Um Legado na Demografia Brasileira
O impacto de Elza Berquó na estrutura da pesquisa em demografia brasileira é inegável, especialmente por sua participação crucial na criação de instituições de ponta. Ela foi uma das fundadoras do Núcleo de Estudos de População da Unicamp (Nepo-Unicamp), uma entidade que, desde 2014, ostenta seu nome em justa homenagem ao seu pioneirismo e vasta influência. No ano passado, em outubro, o Nepo-Unicamp centralizou as celebrações de seu centenário, marcando a importância de sua presença e obra.
José Marcos Cunha, ex-coordenador do Nepo-Unicamp, ressaltou a grandiosidade de sua figura: “Elza é a história da demografia no Brasil e, particularmente, da Unicamp, que se tornou pioneira nos estudos na área e abriu um flanco importante para o desenvolvimento da pesquisa e do ensino”. A atual coordenadora do Nepo, a cientista social, antropóloga e demógrafa Gláucia Marcondes, expressou o sentimento de perda e celebração: “Hoje é um dia triste porque perdemos uma mulher fantástica, uma cientista inspiradora. Mas, ao olhar para a vida de Elza, celebramos suas conquistas, as pessoas que ela formou, as instituições que criou e sua trajetória incrível”.
Em 1995, Elza Berquó estendeu seu alcance ao fundar e presidir a Comissão Nacional de População e Desenvolvimento (CNPD), um órgão federal com papel estratégico na assessoria de decisões políticas relacionadas à população. Richarlls Martins, presidente da CNPD, destacou sua dedicação ao país: “Elza Berquó, nossa primeira presidente da CNPD, acreditou profundamente no Brasil, contribuiu para a ampliação dos direitos humanos de todas as pessoas, viu pessoas atrás dos números e defendeu ao longo de toda sua vida, no marco dos seus 100 anos, a democracia e as políticas públicas baseadas em evidências”.

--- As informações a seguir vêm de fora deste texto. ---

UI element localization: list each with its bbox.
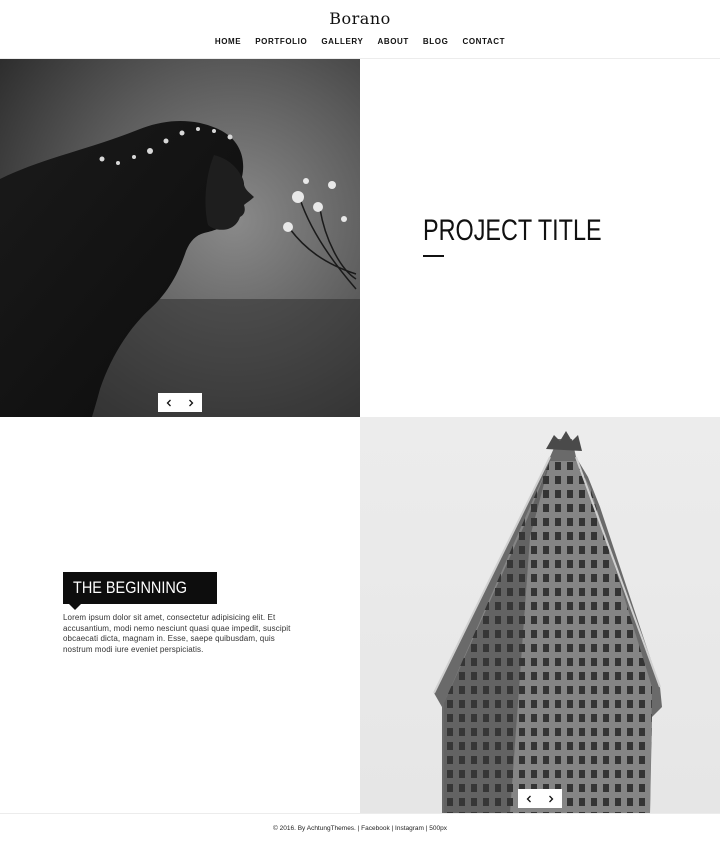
girl-photo-image: [0, 59, 360, 417]
nav-gallery[interactable]: GALLERY: [321, 37, 363, 46]
title-divider: [423, 255, 444, 257]
site-header: Borano HOME PORTFOLIO GALLERY ABOUT BLOG…: [0, 0, 720, 59]
nav-contact[interactable]: CONTACT: [462, 37, 505, 46]
site-footer: © 2016. By AchtungThemes. | Facebook | I…: [0, 813, 720, 842]
nav-blog[interactable]: BLOG: [423, 37, 449, 46]
slider-prev-button[interactable]: [518, 789, 540, 808]
chevron-left-icon: [166, 399, 171, 406]
footer-link-instagram[interactable]: Instagram: [395, 825, 424, 832]
footer-link-500px[interactable]: 500px: [429, 825, 447, 832]
girl-slider-controls: [158, 393, 202, 412]
nav-portfolio[interactable]: PORTFOLIO: [255, 37, 307, 46]
section-tag-label: THE BEGINNING: [73, 578, 188, 597]
building-photo: [360, 417, 720, 813]
footer-link-facebook[interactable]: Facebook: [361, 825, 390, 832]
footer-text: © 2016. By AchtungThemes. | Facebook | I…: [273, 825, 447, 832]
site-logo[interactable]: Borano: [0, 9, 720, 28]
chevron-left-icon: [526, 795, 531, 802]
section-tag: THE BEGINNING: [63, 572, 218, 610]
slider-next-button[interactable]: [180, 393, 202, 412]
chevron-right-icon: [189, 399, 194, 406]
main-nav: HOME PORTFOLIO GALLERY ABOUT BLOG CONTAC…: [0, 37, 720, 46]
building-photo-image: [433, 431, 662, 813]
project-title-panel: PROJECT TITLE: [360, 59, 720, 417]
nav-about[interactable]: ABOUT: [377, 37, 408, 46]
chevron-right-icon: [549, 795, 554, 802]
intro-text: Lorem ipsum dolor sit amet, consectetur …: [63, 613, 291, 654]
nav-home[interactable]: HOME: [215, 37, 241, 46]
building-slider-controls: [518, 789, 562, 808]
slider-prev-button[interactable]: [158, 393, 180, 412]
intro-panel: THE BEGINNING Lorem ipsum dolor sit amet…: [0, 417, 360, 813]
slider-next-button[interactable]: [540, 789, 562, 808]
girl-photo: [0, 59, 360, 417]
project-title: PROJECT TITLE: [423, 214, 602, 247]
footer-copyright: © 2016. By AchtungThemes. |: [273, 825, 362, 832]
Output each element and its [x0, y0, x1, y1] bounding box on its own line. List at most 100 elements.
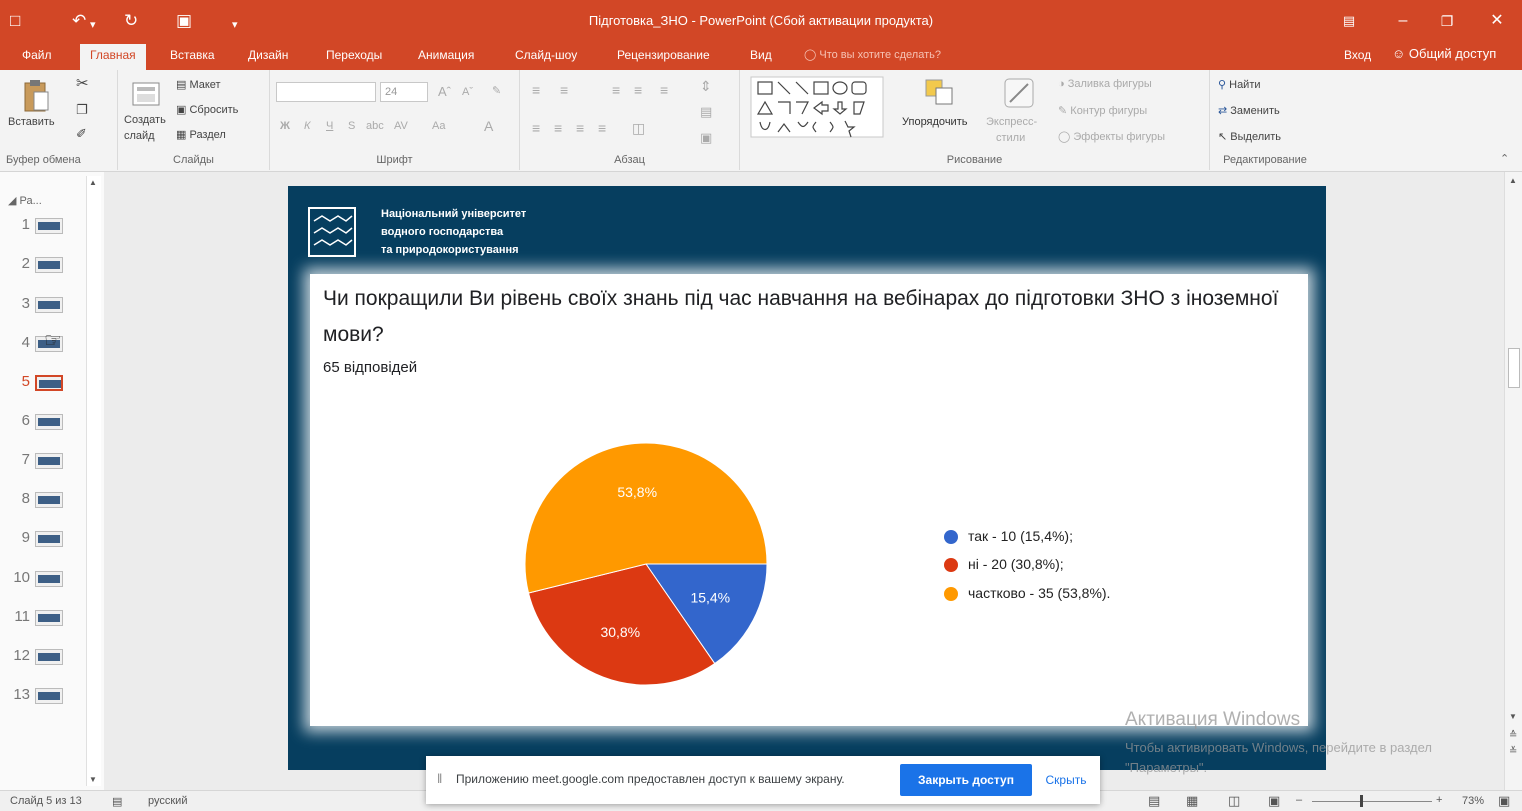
find-button[interactable]: ⚲ Найти — [1218, 78, 1261, 91]
bullets-icon[interactable]: ≡ — [532, 82, 540, 98]
tab-view[interactable]: Вид — [750, 48, 772, 62]
scroll-down-icon[interactable]: ▼ — [1509, 712, 1517, 721]
underline-icon[interactable]: Ч — [326, 120, 333, 132]
survey-card: Чи покращили Ви рівень своїх знань під ч… — [310, 274, 1308, 726]
strikethrough-icon[interactable]: abc — [366, 120, 384, 132]
scroll-up-icon[interactable]: ▲ — [1509, 176, 1517, 185]
zoom-level[interactable]: 73% — [1462, 795, 1484, 807]
language-indicator[interactable]: русский — [148, 795, 187, 807]
stop-sharing-button[interactable]: Закрыть доступ — [900, 764, 1032, 796]
decrease-indent-icon[interactable]: ≡ — [612, 82, 620, 98]
ribbon-display-icon[interactable]: ▤ — [1334, 10, 1364, 32]
shadow-icon[interactable]: S — [348, 120, 355, 132]
slide-thumbnail-11[interactable]: 11 — [10, 606, 70, 630]
slides-group: Создать слайд ▤ Макет ▣ Сбросить ▦ Разде… — [118, 70, 270, 170]
format-painter-icon[interactable]: ✐ — [76, 126, 87, 142]
align-left-icon[interactable]: ≡ — [532, 120, 540, 136]
share-button[interactable]: ☺ Общий доступ — [1392, 46, 1496, 61]
slide-thumbnail-7[interactable]: 7 — [10, 449, 70, 473]
font-size-combo[interactable]: 24 — [380, 82, 428, 102]
tab-design[interactable]: Дизайн — [248, 48, 288, 62]
smartart-icon[interactable]: ▣ — [700, 130, 712, 146]
slide-thumbnail-6[interactable]: 6 — [10, 410, 70, 434]
spacing-icon[interactable]: AV — [394, 120, 408, 132]
tab-home[interactable]: Главная — [80, 44, 146, 70]
numbering-icon[interactable]: ≡ — [560, 82, 568, 98]
restore-icon[interactable]: ❐ — [1432, 10, 1462, 32]
scroll-up-icon[interactable]: ▲ — [89, 178, 97, 187]
slide-thumbnail-1[interactable]: 1 — [10, 214, 70, 238]
slide-thumbnail-3[interactable]: 3 — [10, 293, 70, 317]
slide-sorter-icon[interactable]: ▦ — [1186, 793, 1198, 809]
zoom-slider[interactable] — [1312, 795, 1432, 807]
shrink-font-icon[interactable]: Aˇ — [462, 86, 473, 98]
tab-slideshow[interactable]: Слайд-шоу — [515, 48, 577, 62]
slide-thumbnail-5[interactable]: 5 — [10, 371, 70, 395]
slide[interactable]: Національний університет водного господа… — [288, 186, 1326, 770]
tab-file[interactable]: Файл — [22, 48, 52, 62]
editor-scrollbar[interactable]: ▲ ▼ ≙ ≚ — [1504, 172, 1522, 790]
scroll-thumb[interactable] — [1508, 348, 1520, 388]
font-name-combo[interactable] — [276, 82, 376, 102]
align-text-icon[interactable]: ▤ — [700, 104, 712, 120]
zoom-out-icon[interactable]: – — [1296, 794, 1302, 806]
align-right-icon[interactable]: ≡ — [576, 120, 584, 136]
section-header[interactable]: ◢ Ра... — [8, 194, 42, 207]
copy-icon[interactable]: ❐ — [76, 102, 88, 118]
slide-thumbnail-2[interactable]: 2 — [10, 253, 70, 277]
shapes-gallery[interactable] — [750, 76, 886, 138]
reading-view-icon[interactable]: ◫ — [1228, 793, 1240, 809]
shape-outline-button[interactable]: ✎ Контур фигуры — [1058, 104, 1147, 117]
normal-view-icon[interactable]: ▤ — [1148, 793, 1160, 809]
tab-transitions[interactable]: Переходы — [326, 48, 382, 62]
case-icon[interactable]: Aa — [432, 120, 445, 132]
font-group-label: Шрифт — [376, 154, 413, 166]
scroll-down-icon[interactable]: ▼ — [89, 775, 97, 784]
section-button[interactable]: ▦ Раздел — [176, 128, 226, 141]
align-center-icon[interactable]: ≡ — [554, 120, 562, 136]
slide-thumbnail-12[interactable]: 12 — [10, 645, 70, 669]
thumbnail-scrollbar[interactable]: ▲ ▼ — [86, 176, 101, 786]
bold-icon[interactable]: Ж — [280, 120, 290, 132]
slide-thumbnail-9[interactable]: 9 — [10, 527, 70, 551]
slide-thumbnail-13[interactable]: 13 — [10, 684, 70, 708]
tab-insert[interactable]: Вставка — [170, 48, 215, 62]
layout-button[interactable]: ▤ Макет — [176, 78, 221, 91]
slide-number: 1 — [21, 216, 30, 233]
hide-button[interactable]: Скрыть — [1038, 764, 1094, 796]
zoom-slider-thumb[interactable] — [1360, 795, 1363, 807]
minimize-icon[interactable]: – — [1388, 10, 1418, 32]
justify-icon[interactable]: ≡ — [598, 120, 606, 136]
select-button[interactable]: ↖ Выделить — [1218, 130, 1281, 143]
collapse-ribbon-icon[interactable]: ⌃ — [1500, 152, 1509, 165]
font-color-icon[interactable]: A — [484, 118, 493, 134]
line-spacing-icon[interactable]: ≡ — [660, 82, 668, 98]
close-icon[interactable]: ✕ — [1482, 10, 1512, 32]
grow-font-icon[interactable]: Aˆ — [438, 84, 451, 99]
clear-format-icon[interactable]: ✎ — [492, 84, 501, 97]
shape-effects-button[interactable]: ◯ Эффекты фигуры — [1058, 130, 1165, 143]
sign-in-link[interactable]: Вход — [1344, 48, 1371, 62]
spellcheck-icon[interactable]: ▤ — [112, 795, 122, 808]
slide-number: 7 — [21, 451, 30, 468]
next-slide-icon[interactable]: ≚ — [1509, 746, 1517, 757]
slide-thumbnail-8[interactable]: 8 — [10, 488, 70, 512]
zoom-in-icon[interactable]: + — [1436, 794, 1442, 806]
text-direction-icon[interactable]: ⇕ — [700, 78, 712, 95]
fit-to-window-icon[interactable]: ▣ — [1498, 793, 1510, 809]
columns-icon[interactable]: ◫ — [632, 120, 645, 137]
lightbulb-icon: ◯ — [804, 49, 817, 61]
replace-button[interactable]: ⇄ Заменить — [1218, 104, 1280, 117]
increase-indent-icon[interactable]: ≡ — [634, 82, 642, 98]
italic-icon[interactable]: К — [304, 120, 310, 132]
slide-thumbnail-10[interactable]: 10 — [10, 567, 70, 591]
tell-me-box[interactable]: ◯ Что вы хотите сделать? — [804, 48, 941, 61]
shape-fill-button[interactable]: ◑ Заливка фигуры — [1058, 78, 1152, 90]
reset-button[interactable]: ▣ Сбросить — [176, 103, 238, 116]
tab-animation[interactable]: Анимация — [418, 48, 474, 62]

O acadêmico Eduardo Rios Neto, que colaborou com Elza na ABEP (Associação Brasileira de Estudos Populacionais), sintetiza o impacto duradouro da pesquisadora: “Elza é a mãe da demografia brasileira, teve uma trajetória excepcional no desenvolvimento de instituições relevantes na área, como a criação da ABEP, do NEPO e da Comissão Nacional de População e Desenvolvimento do Governo Federal (CNPD)”. A memória de Elza Salvatori Berquó perdura como um farol para a pesquisa e o ativismo social no Brasil.